Good KING Wenceslas? I think not...

Discussion in 'Off-Topic Chat' started by Will the Sec, Dec 22, 2004.

  1. Will the Sec

    Will the Sec Active Member

    I don't like the carol Good King Wenceslas.

    It has too many inaccuracies.

    Let’s begin at the beginning. Good King Wenceslas wouldn’t have been a king, at least not in Bohemia in 900AD. The most likely title a ruler would have had would have been “Duke”.

    And what did he look out of? Not windows, that’s for sure. Being a Duke, his castle stronghold would have been lined with embrasures for firing arrows through. At night, in order to try and keep warmth in and arrows out, these apertures were blocked with bits of wood.

    So why did Wenny pull the wood away from the openings? In the middle of winter, (on the feast of Stephen) he would have been looking out into the pitch black of an unlit landscape.

    But he did, and looked out onto the deep crisp and even snow.

    And then, what a coincidence, a poor man “came in sight”.

    Well, frankly, that has to be a set up! First of all Wenny unplugs the embrasures, and THEN the man appears! Wenny didn’t respond to sounds outside, he was already looking out!

    SO, suspending belief on all of the above, we then get to the man bending down picking up sticks for fuel. But hang on, the snow was deep and crisp and even, so any twigs would have been buried!

    Even more bizarrely, the Page of Wenny recognises the man, who is not even local! He comes from miles away, from near the forest fence. Hmmm. Near the forest fence. On the edge of the forest! Why not pick up sticks for fuel at the edge of the forest?

    Bizarrely, he has walked about 5km away from a source of something that he covets, to find himself near the castle of his leader who he knows will be feasting sumptuiously whilst he, and probably his family are having a rough time in a severe winter.

    Seems like a setup to me! Perhaps the page was related to the poor man, and knew that the soft old fool of a leader would invite the man in and feed him.

    But Wenny goes one step farther than that – he makes the poor man drop his twigs and traipse the full 5km back to his humble abode by St Agnes fountain. What a shock for the poor man’s wife. Her humble abode would not be fit for a Duke! And she wouldn’t have been happy with the state of the house, have enough goblets for all to sup from, nor enough beds for the night for Wenny and his page…

    He was indeed a gullible man…

    If the Wenceslas who was canonised is the same one referred to in the carol, then he was certainly a pious man, and was murdered by his brother, (the future Bad King Borislav).
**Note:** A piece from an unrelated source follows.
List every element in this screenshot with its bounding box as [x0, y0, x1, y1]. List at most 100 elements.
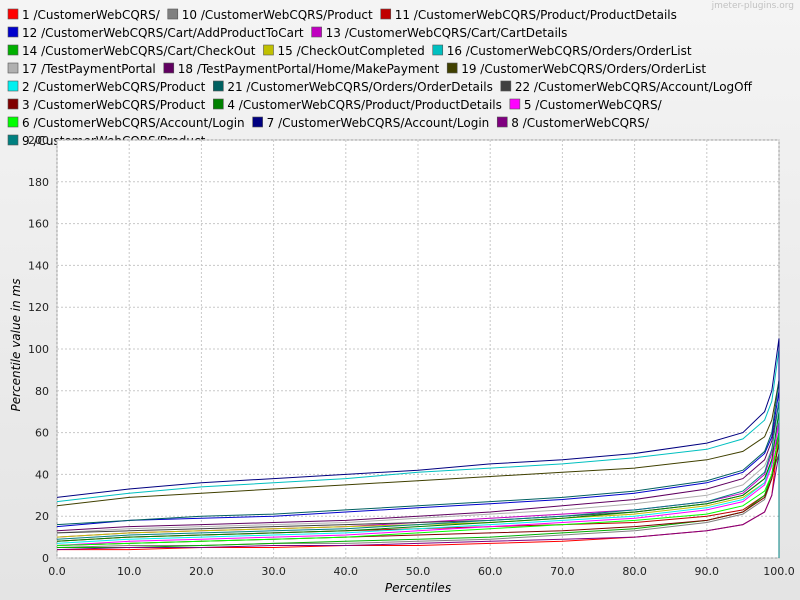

But he was never a King.

    Still, never mind. Good Duke Wenceslas just doesn’t have the same ring, does it?

    My Uncle Denis Butler was a genius – this piece is liberally pilfered from one of his many brilliant articles in the Newcastle Herald.

    To read some terrific articles, try and get hold of “Offcuts with Denis Butler” and “More Offcuts with Denis Butler” - if you pay $50 for each, you’ll have a bargain on your hands.
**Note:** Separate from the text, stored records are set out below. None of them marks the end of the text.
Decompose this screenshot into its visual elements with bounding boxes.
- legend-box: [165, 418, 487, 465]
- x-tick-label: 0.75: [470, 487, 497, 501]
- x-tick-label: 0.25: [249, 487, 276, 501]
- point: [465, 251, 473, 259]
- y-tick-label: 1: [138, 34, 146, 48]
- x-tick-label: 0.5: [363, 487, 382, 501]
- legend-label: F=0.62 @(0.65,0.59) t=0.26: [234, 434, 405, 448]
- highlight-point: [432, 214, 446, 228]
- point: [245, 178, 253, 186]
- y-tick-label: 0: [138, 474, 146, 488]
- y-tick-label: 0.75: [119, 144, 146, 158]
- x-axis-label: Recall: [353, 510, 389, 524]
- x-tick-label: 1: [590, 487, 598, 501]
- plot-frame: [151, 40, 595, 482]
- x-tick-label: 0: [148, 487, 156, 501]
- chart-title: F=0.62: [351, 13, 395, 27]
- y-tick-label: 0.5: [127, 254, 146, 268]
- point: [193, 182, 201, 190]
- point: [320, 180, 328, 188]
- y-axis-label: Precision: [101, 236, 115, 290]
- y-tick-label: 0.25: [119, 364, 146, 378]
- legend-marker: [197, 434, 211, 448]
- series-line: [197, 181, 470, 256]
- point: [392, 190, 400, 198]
    Your legend lives on, Denis.
  2. PeterBale

    PeterBale Moderator Staff Member

    Nice one, Will ;)
  3. Darth_Tuba

    Darth_Tuba Active Member

    Yet the virgin birth is perfectly believable...
  4. yonhee

    yonhee Active Member

    Yea a baby being born from a virgin is fine but a duke being called a king is terrible.
  5. euphfanhan

    euphfanhan Member

    No offence, but are you sure it's normal to know the words to a song like that?
  6. kate_the_horn

    kate_the_horn New Member

    good bit of info!
    ta mate!
  7. Craigsav83

    Craigsav83 Active Member

    Must store that for future reference! You never know when this may come in handy! :D
  8. yonhee

    yonhee Active Member

    Who me or him?
  9. euphfanhan

    euphfanhan Member

    er...well anyone

    TIMBONE Active Member

    Come on Will, suspend your disbelief, it's a great story, and there is a statue of him in Prague.
  11. yorkie19

    yorkie19 Active Member

    And it's Vaclav, anyway.

    The boy didn't do too bad though. He went on to become sv. Vaclav, Patron Saint of Bohemia.